Pizza Hut gets new tech to process online orders
Restaurant moves operations to Virtustream's datacentre as online sales soar
Pizza Hut has enlisted the services of datacentre provider Virtustream to help it handle the one million online orders it receives every week.
The restaurant chain launched an online ordering service four years ago, but it has recently picked up pace, forcing Pizza Hut to move from its previous datacentre, which the company said was no longer adequate for the expected uptick in web site traffic.
"Our previous datacentre was fine for our initial needs, but as we expanded and offered more services to our customers we outgrew it," explained Fawad Shah, network and infrastructure manager at Pizza Hut's parent company, Yum Brands.

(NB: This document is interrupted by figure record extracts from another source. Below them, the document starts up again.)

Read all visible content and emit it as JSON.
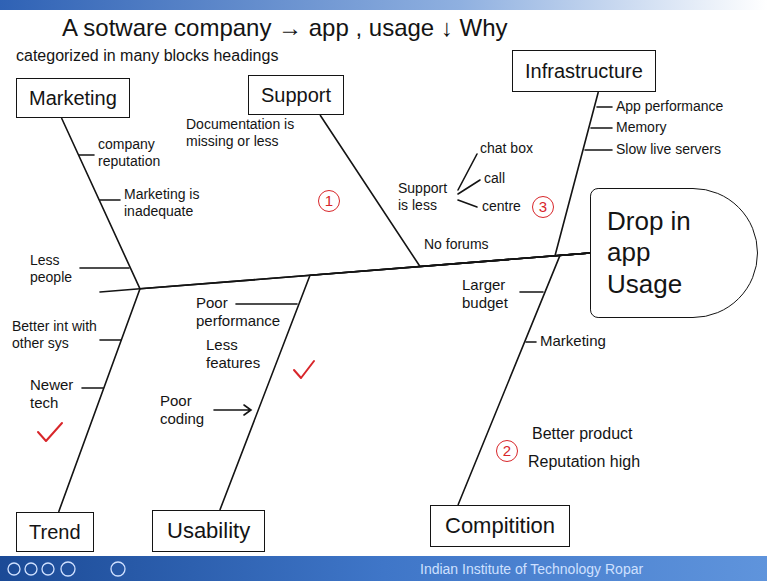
{
  "diagram": {
    "title": "A sotware company → app , usage ↓ Why",
    "nodes": [
      {
        "text": [
          "Marketing"
        ]
      },
      {
        "text": [
          "Support"
        ]
      },
      {
        "text": [
          "Infrastructure"
        ]
      },
      {
        "text": [
          "Drop in app Usage"
        ]
      },
      {
        "text": [
          "Trend"
        ]
      },
      {
        "text": [
          "Usability"
        ]
      },
      {
        "text": [
          "Compitition"
        ]
      }
    ],
    "edges": [
      {
        "from": 0,
        "to": 3,
        "arrow": "none"
      },
      {
        "from": 1,
        "to": 3,
        "arrow": "none"
      },
      {
        "from": 2,
        "to": 3,
        "arrow": "none"
      },
      {
        "from": 4,
        "to": 3,
        "arrow": "none"
      },
      {
        "from": 5,
        "to": 3,
        "arrow": "none"
      },
      {
        "from": 6,
        "to": 3,
        "arrow": "none"
      }
    ],
    "labels": [
      "categorized in many blocks headings",
      "company reputation",
      "Marketing is inadequate",
      "Less people",
      "Documentation is missing or less",
      "chat box",
      "Support is less",
      "call",
      "centre",
      "1",
      "No forums",
      "App performance",
      "Memory",
      "Slow live servers",
      "3",
      "Larger budget",
      "Marketing",
      "2",
      "Better product",
      "Reputation high",
      "Better int with other sys",
      "Newer tech",
      "Poor performance",
      "Less features",
      "Poor coding",
      "Indian Institute of Technology Ropar"
    ]
  }
}
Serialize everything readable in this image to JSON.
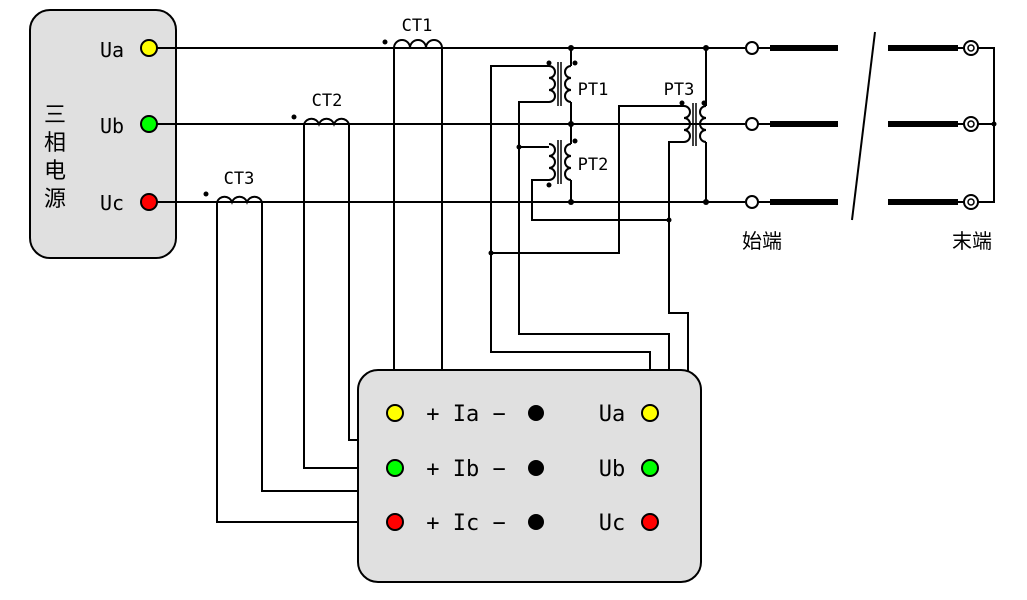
{
  "source_box": {
    "title": "三相电源",
    "terminals": [
      {
        "label": "Ua",
        "color": "#ffff00"
      },
      {
        "label": "Ub",
        "color": "#00ff00"
      },
      {
        "label": "Uc",
        "color": "#ff0000"
      }
    ]
  },
  "transformers": {
    "ct1": "CT1",
    "ct2": "CT2",
    "ct3": "CT3",
    "pt1": "PT1",
    "pt2": "PT2",
    "pt3": "PT3"
  },
  "line_ends": {
    "start": "始端",
    "end": "末端"
  },
  "instrument": {
    "currents": [
      {
        "label": "+ Ia −",
        "color": "#ffff00"
      },
      {
        "label": "+ Ib −",
        "color": "#00ff00"
      },
      {
        "label": "+ Ic −",
        "color": "#ff0000"
      }
    ],
    "voltages": [
      {
        "label": "Ua",
        "color": "#ffff00"
      },
      {
        "label": "Ub",
        "color": "#00ff00"
      },
      {
        "label": "Uc",
        "color": "#ff0000"
      }
    ]
  }
}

"We were not able to receive the high operational availability, fast change management turnaround which our business demanded and most importantly the high level of operational and security compliance that a global brand such as ours would demand and expect from our hosting partner."

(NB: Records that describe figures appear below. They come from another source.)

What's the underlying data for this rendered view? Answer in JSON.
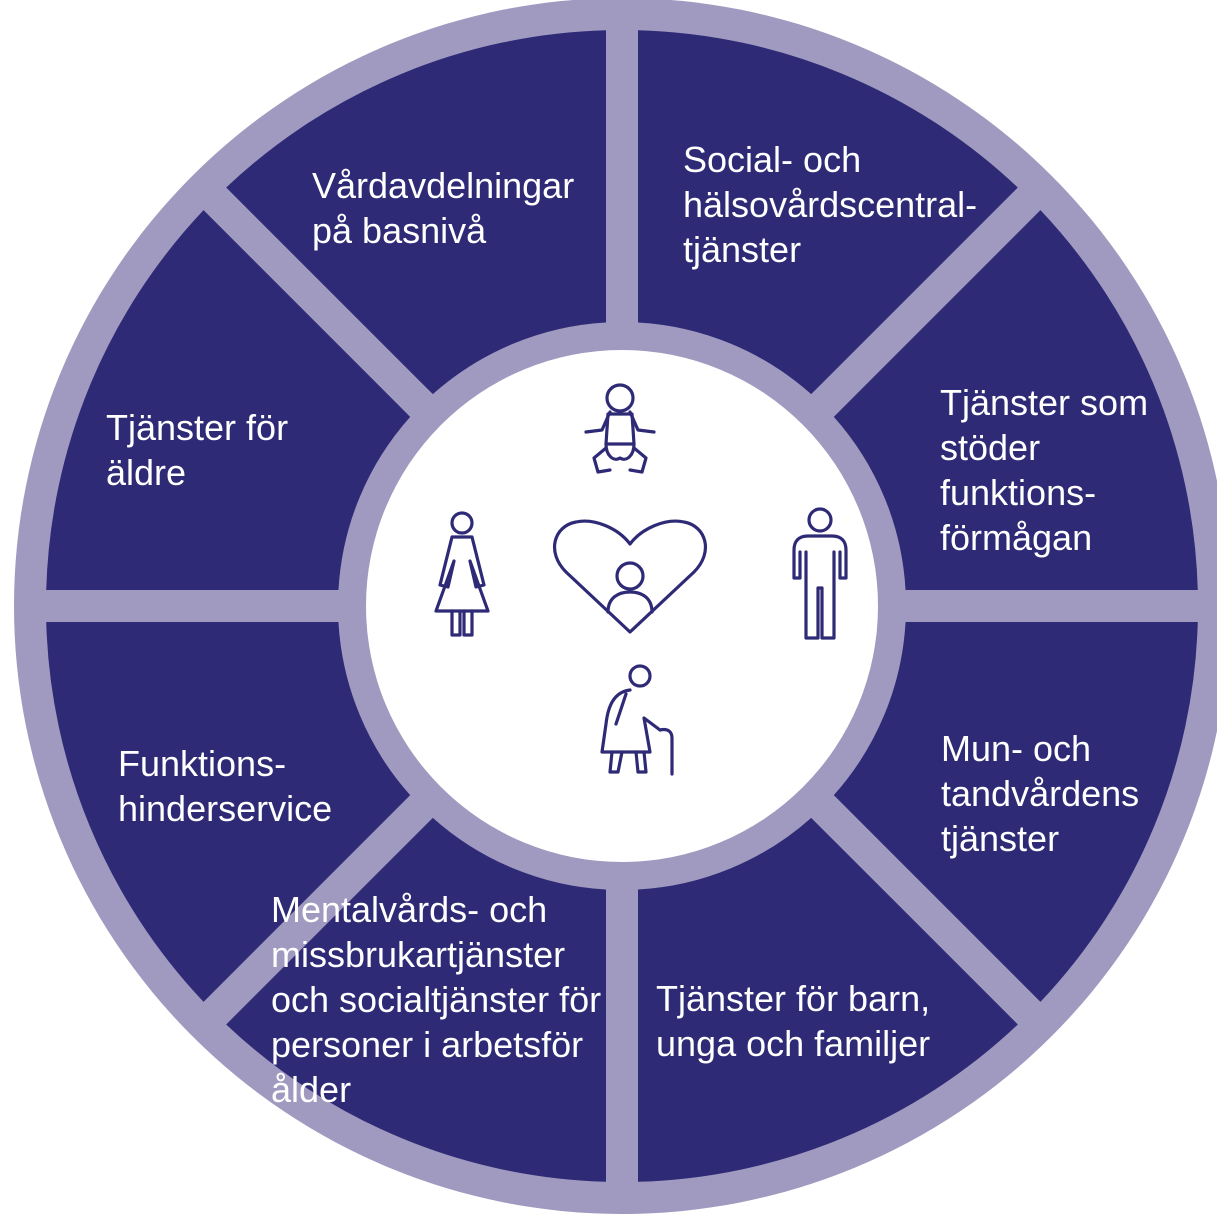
{
  "colors": {
    "ring": "#a09ac0",
    "segment": "#2e2a76",
    "center": "#ffffff",
    "text": "#ffffff",
    "icon": "#2e2a76"
  },
  "segments": [
    {
      "id": "vardavdelningar",
      "lines": [
        "Vårdavdelningar",
        "på basnivå"
      ]
    },
    {
      "id": "social-halsovard",
      "lines": [
        "Social- och",
        "hälsovårdscentral-",
        "tjänster"
      ]
    },
    {
      "id": "funktionsformaga",
      "lines": [
        "Tjänster som",
        "stöder",
        "funktions-",
        "förmågan"
      ]
    },
    {
      "id": "mun-tandvard",
      "lines": [
        "Mun- och",
        "tandvårdens",
        "tjänster"
      ]
    },
    {
      "id": "barn-unga-familjer",
      "lines": [
        "Tjänster för barn,",
        "unga och familjer"
      ]
    },
    {
      "id": "mentalvard-missbruk",
      "lines": [
        "Mentalvårds- och",
        "missbrukartjänster",
        "och socialtjänster för",
        "personer i arbetsför",
        "ålder"
      ]
    },
    {
      "id": "funktionshinder",
      "lines": [
        "Funktions-",
        "hinderservice"
      ]
    },
    {
      "id": "aldre",
      "lines": [
        "Tjänster för",
        "äldre"
      ]
    }
  ],
  "center_icons": [
    "baby-icon",
    "woman-icon",
    "heart-person-icon",
    "man-icon",
    "elderly-person-icon"
  ]
}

He added that other factors were that Pizza Hut was looking to work with a partner who understood its business and had a high-density power capability to accommodate its footprint requirements.

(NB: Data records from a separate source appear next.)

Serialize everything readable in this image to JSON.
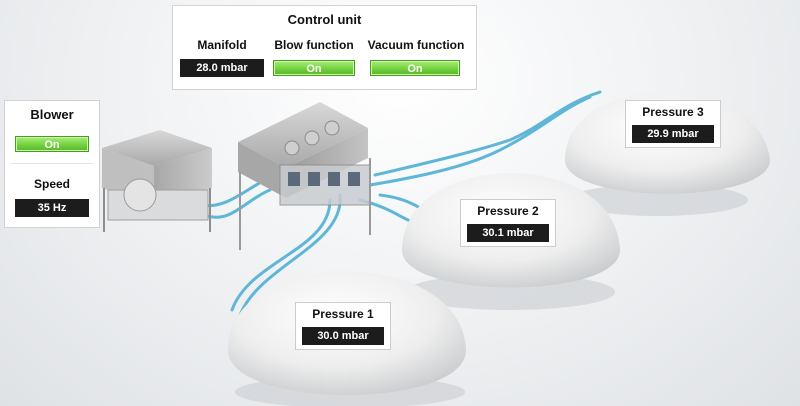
{
  "control_unit": {
    "title": "Control unit",
    "manifold": {
      "label": "Manifold",
      "value": "28.0 mbar"
    },
    "blow_function": {
      "label": "Blow function",
      "state": "On"
    },
    "vacuum_function": {
      "label": "Vacuum function",
      "state": "On"
    }
  },
  "blower": {
    "title": "Blower",
    "state": "On",
    "speed": {
      "label": "Speed",
      "value": "35 Hz"
    }
  },
  "pressures": [
    {
      "label": "Pressure 1",
      "value": "30.0 mbar"
    },
    {
      "label": "Pressure 2",
      "value": "30.1 mbar"
    },
    {
      "label": "Pressure 3",
      "value": "29.9 mbar"
    }
  ],
  "colors": {
    "on_green": "#6fce3a",
    "readout_bg": "#1c1c1c",
    "hose_blue": "#5fb6d6"
  }
}
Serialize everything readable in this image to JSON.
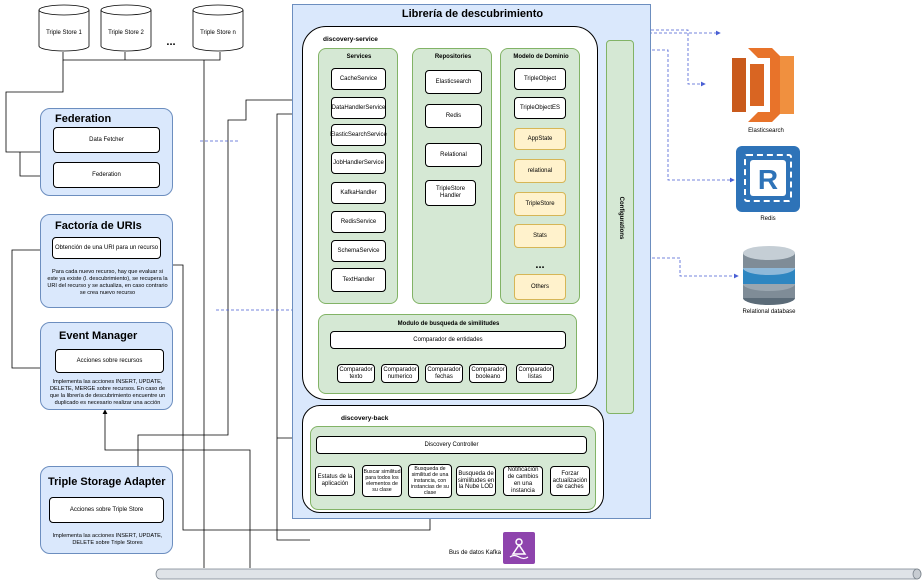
{
  "triple_stores": [
    "Triple Store 1",
    "Triple Store 2",
    "Triple Store n"
  ],
  "triple_stores_ellipsis": "...",
  "federation": {
    "title": "Federation",
    "data_fetcher": "Data Fetcher",
    "federation_label": "Federation"
  },
  "uri_factory": {
    "title": "Factoría de URIs",
    "box": "Obtención de una URI para un recurso",
    "description": "Para cada nuevo recurso, hay que evaluar si este ya existe (l. descubrimiento), se recupera la URI del recurso y se actualiza, en caso contrario se crea nuevo recurso"
  },
  "event_manager": {
    "title": "Event Manager",
    "box": "Acciones sobre recursos",
    "description": "Implementa las acciones INSERT, UPDATE, DELETE, MERGE sobre recursos. En caso de que la librería de descubrimiento encuentre un duplicado es necesario realizar una acción"
  },
  "triple_storage_adapter": {
    "title": "Triple Storage Adapter",
    "box": "Acciones sobre Triple Store",
    "description": "Implementa las acciones INSERT, UPDATE, DELETE sobre Triple Stores"
  },
  "library": {
    "title": "Librería de descubrimiento",
    "discovery_service": "discovery-service",
    "services": {
      "title": "Services",
      "items": [
        "CacheService",
        "DataHandlerService",
        "ElasticSearchService",
        "JobHandlerService",
        "KafkaHandler",
        "RedisService",
        "SchemaService",
        "TextHandler"
      ]
    },
    "repositories": {
      "title": "Repositories",
      "items": [
        "Elasticsearch",
        "Redis",
        "Relational",
        "TripleStore Handler"
      ]
    },
    "domain_model": {
      "title": "Modelo de Dominio",
      "items": [
        "TripleObject",
        "TripleObjectES"
      ],
      "yellow_items": [
        "AppState",
        "relational",
        "TripleStore",
        "Stats"
      ],
      "ellipsis": "...",
      "others": "Others"
    },
    "configurations": "Configurations",
    "similarity": {
      "title": "Modulo de busqueda de similitudes",
      "comparator": "Comparador de entidades",
      "items": [
        "Comparador texto",
        "Comparador numerico",
        "Comparador fechas",
        "Comparador booleano",
        "Comparador listas"
      ]
    },
    "discovery_back": {
      "title": "discovery-back",
      "controller": "Discovery Controller",
      "items": [
        "Estatus de la aplicación",
        "Buscar similitud para todos los elementos de su clase",
        "Busqueda de similitud de una instancia, con instancias de su clase",
        "Busqueda de similitudes en la Nube LOD",
        "Notificación de cambios en una instancia",
        "Forzar actualización de caches"
      ]
    }
  },
  "external": {
    "elasticsearch": "Elasticsearch",
    "redis": "Redis",
    "relational_db": "Relational database"
  },
  "kafka": "Bus de datos Kafka",
  "colors": {
    "blue_fill": "#dae8fc",
    "blue_stroke": "#6c8ebf",
    "green_fill": "#d5e8d4",
    "green_stroke": "#82b366",
    "yellow_fill": "#fff2cc",
    "yellow_stroke": "#d6b656",
    "elastic_orange": "#e8732a",
    "redis_blue": "#2e73b8",
    "kafka_purple": "#8e44ad"
  }
}
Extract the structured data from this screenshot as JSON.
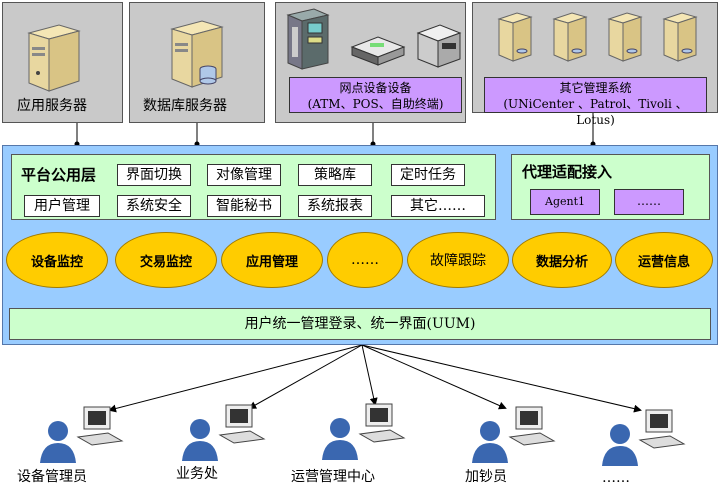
{
  "top": {
    "app_server_label": "应用服务器",
    "db_server_label": "数据库服务器",
    "branch_devices": {
      "title": "网点设备设备",
      "subtitle": "(ATM、POS、自助终端)"
    },
    "other_systems": {
      "title": "其它管理系统",
      "subtitle": "(UNiCenter 、Patrol、Tivoli 、Lotus)"
    }
  },
  "platform": {
    "common_layer_title": "平台公用层",
    "modules_row1": [
      "界面切换",
      "对像管理",
      "策略库",
      "定时任务"
    ],
    "modules_row2": [
      "用户管理",
      "系统安全",
      "智能秘书",
      "系统报表",
      "其它……"
    ],
    "proxy_title": "代理适配接入",
    "agents": [
      "Agent1",
      "……"
    ],
    "functions": [
      "设备监控",
      "交易监控",
      "应用管理",
      "……",
      "故障跟踪",
      "数据分析",
      "运营信息"
    ],
    "uum_label": "用户统一管理登录、统一界面(UUM)"
  },
  "users": [
    "设备管理员",
    "业务处",
    "运营管理中心",
    "加钞员",
    "……"
  ],
  "colors": {
    "server_panel": "#c9c9c9",
    "platform": "#99ccff",
    "layer": "#ccffcc",
    "oval": "#ffcc00",
    "purple": "#cc99ff",
    "user_icon": "#3a67b0"
  }
}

"We also needed a partner that was flexible and easy to work with. If we needed to make a sudden change to our services, our partner would need to action this within hours rather than days or weeks," said Shah.
The firm selected Virtustream as a partner as its datacentre is purpose designed and built meeting high levels of tiered operational capability.
Pizza Hut's infrastructure and managed services partner, SysMicro, helped the firm relocate Hut's legacy infrastructure to the Virtustream datacentre and onto new platforms, which included virtualisation, blade servers and an MPLS network that connects every Pizza Hut outlet and restaurant back to core systems.